The massive Nama sale involved distressed property, originally worth nearly £5bn.

It went to Cerberus Capital, a giant US firm, for £1.2bn. Paul Tweed, Mr Robinson's lawyer, said he has already written to the committee complaining about the way in which it conducted its inquiry.

"There is the capacity for these hearings to compromise the National Crime Agency investigation" he said.

Mr Tweed, who was in London, believed it was unlikely that if any document was handed over by Jamie Bryson after his evidence it would be protected from libel action by privilege.

The most sensational evidence yesterday was from Mr Bryson, who sprang to prominence as a loyalist flags protester but is on the same side as Mick Wallace, the left-leaning independent Wexford TD, on this.

Mr Wallace has a mixed record of sensational allegations. Last year he alleged Gardai were in the drugs trade, but no prosecutions followed.

Mr Robinson has already threatened to sue Mr Wallace over a tweet which he regarded as libellous.

Earlier, the TD had alleged under the protection of Dail privilege, that £7m had been lodged in a Swiss bank account partly as a pay-off for a Northern Ireland politician. Yesterday, Mr Wallace was more cautious about what he tweeted but backed Mr Bryson to the hilt. "Fair F***s Jamie Bryson" was his verdict on proceedings.

There was little new in the evidence and it was hard for MLAs to question him fully, because they had not read his dossier and he would not name sources. However, he has promised to answer further questions, so this isn't over yet.

That will take time. The more immediate problem may be that this is a further body blow to the already rocky relationship between the DUP and Sinn Fein.

In his evidence, Martin McGuinness, the Deputy First Minister, claimed there were "very serious questions" about what capacity Mr Robinson was acting in with regard to the Nama loan sale which he favoured.

The Sinn Fein leader said he was not consulted about meetings and contacts between Nama, bidders for its NI portfolio and DUP ministers.

Normally, the First and Deputy First Ministers exercise official functions together but it is possible for either to act simply as a representative of his own party. It can be a touchy and difficult issue to draw the distinction.

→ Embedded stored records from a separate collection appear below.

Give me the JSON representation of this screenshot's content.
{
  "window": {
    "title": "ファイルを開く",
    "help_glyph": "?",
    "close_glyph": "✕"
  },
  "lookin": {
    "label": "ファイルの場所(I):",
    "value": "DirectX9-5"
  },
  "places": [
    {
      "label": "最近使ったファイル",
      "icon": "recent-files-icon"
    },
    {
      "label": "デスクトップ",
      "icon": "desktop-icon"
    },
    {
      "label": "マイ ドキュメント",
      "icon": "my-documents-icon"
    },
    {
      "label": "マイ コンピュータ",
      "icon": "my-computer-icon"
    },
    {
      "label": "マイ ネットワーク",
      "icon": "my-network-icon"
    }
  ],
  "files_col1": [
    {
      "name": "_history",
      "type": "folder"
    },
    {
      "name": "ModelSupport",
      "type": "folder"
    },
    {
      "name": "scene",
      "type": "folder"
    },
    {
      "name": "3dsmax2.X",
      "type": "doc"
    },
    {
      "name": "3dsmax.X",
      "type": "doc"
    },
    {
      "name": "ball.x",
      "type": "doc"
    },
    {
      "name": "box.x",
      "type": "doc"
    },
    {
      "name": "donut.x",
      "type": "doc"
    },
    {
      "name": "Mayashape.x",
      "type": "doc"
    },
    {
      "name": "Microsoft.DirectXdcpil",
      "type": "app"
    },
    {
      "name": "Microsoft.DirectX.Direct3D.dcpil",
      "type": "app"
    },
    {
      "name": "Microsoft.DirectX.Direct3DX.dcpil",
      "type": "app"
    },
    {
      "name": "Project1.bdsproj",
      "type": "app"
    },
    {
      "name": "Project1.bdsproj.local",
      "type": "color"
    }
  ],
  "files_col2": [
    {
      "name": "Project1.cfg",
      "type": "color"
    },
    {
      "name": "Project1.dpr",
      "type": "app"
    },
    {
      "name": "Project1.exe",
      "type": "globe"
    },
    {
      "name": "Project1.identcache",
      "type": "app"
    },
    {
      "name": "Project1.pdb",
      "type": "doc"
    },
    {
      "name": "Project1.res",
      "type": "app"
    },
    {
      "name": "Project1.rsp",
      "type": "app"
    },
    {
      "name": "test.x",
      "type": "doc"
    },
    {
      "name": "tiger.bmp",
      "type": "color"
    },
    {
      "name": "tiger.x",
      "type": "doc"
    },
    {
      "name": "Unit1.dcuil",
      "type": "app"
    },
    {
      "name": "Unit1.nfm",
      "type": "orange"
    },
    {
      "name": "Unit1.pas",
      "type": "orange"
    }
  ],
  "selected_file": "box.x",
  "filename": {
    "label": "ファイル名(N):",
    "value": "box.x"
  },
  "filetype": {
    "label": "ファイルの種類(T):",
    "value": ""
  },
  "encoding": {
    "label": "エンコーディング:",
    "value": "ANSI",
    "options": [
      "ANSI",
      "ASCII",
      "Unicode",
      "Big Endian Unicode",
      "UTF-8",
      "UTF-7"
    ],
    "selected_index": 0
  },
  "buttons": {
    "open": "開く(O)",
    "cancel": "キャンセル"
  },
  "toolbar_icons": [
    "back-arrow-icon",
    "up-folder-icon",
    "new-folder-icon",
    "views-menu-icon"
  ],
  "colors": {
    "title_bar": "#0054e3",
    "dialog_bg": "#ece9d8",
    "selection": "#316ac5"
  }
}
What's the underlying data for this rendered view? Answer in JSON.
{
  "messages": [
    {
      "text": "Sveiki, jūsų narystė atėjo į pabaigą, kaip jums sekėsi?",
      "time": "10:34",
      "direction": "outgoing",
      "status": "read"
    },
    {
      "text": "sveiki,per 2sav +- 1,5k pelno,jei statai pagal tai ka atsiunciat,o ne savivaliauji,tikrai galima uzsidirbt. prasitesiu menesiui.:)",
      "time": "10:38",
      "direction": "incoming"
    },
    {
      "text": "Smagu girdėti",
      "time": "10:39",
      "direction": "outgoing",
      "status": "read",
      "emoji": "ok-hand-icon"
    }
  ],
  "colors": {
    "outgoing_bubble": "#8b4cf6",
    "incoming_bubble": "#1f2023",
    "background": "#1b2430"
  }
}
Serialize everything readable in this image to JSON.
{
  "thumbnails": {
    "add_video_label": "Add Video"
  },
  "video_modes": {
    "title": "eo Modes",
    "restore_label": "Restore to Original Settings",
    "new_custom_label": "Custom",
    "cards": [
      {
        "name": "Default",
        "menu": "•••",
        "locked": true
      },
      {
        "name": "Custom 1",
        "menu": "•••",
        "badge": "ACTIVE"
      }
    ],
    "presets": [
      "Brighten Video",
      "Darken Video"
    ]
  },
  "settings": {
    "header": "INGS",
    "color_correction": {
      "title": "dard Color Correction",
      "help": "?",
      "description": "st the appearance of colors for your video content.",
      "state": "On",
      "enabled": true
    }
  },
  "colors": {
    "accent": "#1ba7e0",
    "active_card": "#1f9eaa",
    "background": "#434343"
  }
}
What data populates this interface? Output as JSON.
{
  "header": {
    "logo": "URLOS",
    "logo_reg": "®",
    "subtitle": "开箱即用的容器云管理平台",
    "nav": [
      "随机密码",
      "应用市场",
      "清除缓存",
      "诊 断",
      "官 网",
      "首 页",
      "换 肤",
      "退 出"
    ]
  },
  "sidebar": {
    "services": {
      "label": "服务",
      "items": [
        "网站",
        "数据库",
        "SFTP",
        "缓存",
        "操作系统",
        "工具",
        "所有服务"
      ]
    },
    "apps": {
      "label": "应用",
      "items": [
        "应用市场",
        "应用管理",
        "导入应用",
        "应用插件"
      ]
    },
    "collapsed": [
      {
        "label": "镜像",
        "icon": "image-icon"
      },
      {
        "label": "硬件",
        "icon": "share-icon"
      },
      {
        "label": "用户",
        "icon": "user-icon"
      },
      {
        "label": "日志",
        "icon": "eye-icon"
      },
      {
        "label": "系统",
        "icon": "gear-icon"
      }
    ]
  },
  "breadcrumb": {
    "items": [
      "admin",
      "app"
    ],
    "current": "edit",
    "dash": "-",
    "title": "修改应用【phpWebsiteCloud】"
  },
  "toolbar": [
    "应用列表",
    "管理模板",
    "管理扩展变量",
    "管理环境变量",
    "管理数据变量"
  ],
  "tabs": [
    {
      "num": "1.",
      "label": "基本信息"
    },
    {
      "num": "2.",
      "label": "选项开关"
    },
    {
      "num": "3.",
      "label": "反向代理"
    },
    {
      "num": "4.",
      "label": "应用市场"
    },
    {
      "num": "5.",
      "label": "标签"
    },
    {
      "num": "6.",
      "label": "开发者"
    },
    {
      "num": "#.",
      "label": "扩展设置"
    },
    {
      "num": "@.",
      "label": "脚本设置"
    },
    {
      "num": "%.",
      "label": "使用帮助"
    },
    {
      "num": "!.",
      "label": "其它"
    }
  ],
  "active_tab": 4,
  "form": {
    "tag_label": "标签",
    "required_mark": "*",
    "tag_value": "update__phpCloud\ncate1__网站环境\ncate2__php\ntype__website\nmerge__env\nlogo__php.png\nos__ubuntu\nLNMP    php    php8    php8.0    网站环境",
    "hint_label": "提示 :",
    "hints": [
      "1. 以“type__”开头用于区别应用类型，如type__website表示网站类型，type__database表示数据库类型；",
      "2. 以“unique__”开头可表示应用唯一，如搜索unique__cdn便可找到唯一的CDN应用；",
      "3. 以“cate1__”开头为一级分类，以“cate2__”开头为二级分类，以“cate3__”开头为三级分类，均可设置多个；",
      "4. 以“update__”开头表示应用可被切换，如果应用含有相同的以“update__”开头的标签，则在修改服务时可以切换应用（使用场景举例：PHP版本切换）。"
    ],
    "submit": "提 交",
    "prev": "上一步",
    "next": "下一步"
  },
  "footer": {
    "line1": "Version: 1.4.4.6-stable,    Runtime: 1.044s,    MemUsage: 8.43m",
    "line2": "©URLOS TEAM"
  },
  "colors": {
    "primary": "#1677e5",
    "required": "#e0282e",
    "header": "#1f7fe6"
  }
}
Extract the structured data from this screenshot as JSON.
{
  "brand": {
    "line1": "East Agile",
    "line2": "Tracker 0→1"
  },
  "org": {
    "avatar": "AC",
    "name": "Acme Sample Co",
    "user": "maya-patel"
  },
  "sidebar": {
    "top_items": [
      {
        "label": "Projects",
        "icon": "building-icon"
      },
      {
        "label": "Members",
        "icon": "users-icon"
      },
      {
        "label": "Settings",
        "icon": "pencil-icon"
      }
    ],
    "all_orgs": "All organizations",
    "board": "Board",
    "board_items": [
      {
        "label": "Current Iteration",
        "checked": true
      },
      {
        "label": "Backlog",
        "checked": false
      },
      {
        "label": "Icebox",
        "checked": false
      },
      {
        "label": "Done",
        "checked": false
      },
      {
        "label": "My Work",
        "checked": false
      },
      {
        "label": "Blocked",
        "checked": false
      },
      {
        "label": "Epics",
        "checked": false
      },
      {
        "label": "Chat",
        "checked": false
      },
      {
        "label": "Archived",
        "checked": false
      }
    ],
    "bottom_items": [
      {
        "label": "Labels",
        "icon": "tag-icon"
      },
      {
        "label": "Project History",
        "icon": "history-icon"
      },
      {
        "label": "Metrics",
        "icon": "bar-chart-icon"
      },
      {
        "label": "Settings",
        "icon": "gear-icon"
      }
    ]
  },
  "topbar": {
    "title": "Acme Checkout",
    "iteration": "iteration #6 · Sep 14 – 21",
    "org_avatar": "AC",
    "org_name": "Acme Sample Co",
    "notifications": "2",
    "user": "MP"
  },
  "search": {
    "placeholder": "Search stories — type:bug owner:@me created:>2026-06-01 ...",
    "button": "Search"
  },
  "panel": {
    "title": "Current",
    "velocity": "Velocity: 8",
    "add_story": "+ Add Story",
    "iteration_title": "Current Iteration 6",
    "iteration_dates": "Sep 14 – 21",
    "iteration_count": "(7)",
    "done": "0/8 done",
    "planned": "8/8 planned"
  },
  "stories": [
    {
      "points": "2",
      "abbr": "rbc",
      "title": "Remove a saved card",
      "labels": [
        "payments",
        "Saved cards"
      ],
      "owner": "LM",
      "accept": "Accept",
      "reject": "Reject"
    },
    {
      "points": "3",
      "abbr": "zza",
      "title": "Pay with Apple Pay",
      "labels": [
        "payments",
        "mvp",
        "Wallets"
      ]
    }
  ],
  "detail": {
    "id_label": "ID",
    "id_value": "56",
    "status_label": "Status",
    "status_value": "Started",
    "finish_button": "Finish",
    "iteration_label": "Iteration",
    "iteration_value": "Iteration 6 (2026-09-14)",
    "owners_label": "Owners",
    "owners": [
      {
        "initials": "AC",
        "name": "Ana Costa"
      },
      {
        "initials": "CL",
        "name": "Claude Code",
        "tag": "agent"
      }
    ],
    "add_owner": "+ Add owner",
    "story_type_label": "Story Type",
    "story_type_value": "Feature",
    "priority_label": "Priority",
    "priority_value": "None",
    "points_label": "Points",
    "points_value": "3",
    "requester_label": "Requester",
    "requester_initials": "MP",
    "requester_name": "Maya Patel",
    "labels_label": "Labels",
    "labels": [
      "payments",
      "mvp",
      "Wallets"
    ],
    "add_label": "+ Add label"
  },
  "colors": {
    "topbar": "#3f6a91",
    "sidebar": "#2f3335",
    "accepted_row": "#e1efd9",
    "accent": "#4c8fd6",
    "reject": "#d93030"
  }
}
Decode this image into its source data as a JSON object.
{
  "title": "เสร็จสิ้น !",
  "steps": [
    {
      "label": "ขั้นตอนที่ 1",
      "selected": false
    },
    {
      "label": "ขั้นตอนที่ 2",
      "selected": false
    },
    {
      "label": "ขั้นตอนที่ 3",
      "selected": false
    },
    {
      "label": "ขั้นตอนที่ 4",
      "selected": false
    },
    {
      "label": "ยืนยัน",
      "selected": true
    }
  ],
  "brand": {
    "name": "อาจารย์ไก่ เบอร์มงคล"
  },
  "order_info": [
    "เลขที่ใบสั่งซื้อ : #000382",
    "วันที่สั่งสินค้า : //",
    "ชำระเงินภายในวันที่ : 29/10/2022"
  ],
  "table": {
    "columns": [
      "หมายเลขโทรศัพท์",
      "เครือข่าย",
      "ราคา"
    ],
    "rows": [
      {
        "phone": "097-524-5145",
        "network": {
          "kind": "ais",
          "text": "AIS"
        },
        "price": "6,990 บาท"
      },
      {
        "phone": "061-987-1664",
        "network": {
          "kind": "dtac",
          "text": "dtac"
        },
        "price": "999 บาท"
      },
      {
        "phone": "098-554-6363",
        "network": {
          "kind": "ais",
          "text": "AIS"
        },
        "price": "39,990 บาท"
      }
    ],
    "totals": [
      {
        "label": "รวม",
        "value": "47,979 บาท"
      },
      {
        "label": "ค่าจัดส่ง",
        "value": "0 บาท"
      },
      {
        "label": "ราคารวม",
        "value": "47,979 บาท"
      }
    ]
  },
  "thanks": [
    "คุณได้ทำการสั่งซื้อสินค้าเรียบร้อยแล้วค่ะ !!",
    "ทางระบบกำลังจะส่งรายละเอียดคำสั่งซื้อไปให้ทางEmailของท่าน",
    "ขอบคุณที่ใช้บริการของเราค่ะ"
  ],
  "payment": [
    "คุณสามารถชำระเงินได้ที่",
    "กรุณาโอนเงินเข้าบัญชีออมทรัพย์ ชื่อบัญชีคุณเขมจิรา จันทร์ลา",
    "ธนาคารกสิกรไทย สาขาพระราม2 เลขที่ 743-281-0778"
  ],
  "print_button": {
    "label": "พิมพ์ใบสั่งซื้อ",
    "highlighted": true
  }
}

Mr McGuinness is in no mood to turn a blind eye. He told the committee it was "totally, absolutely misleading" for the DUP to say he was being kept informed.

It is a long way since Mark Carruthers' 2013 book Alternative Ulsters in which Peter Robinson told him "it would have been very difficult for us to move forward if it had been someone other than Martin McGuinness because I think he wanted to move on."

The trust expressed there is largely gone and it will be harder to establish again.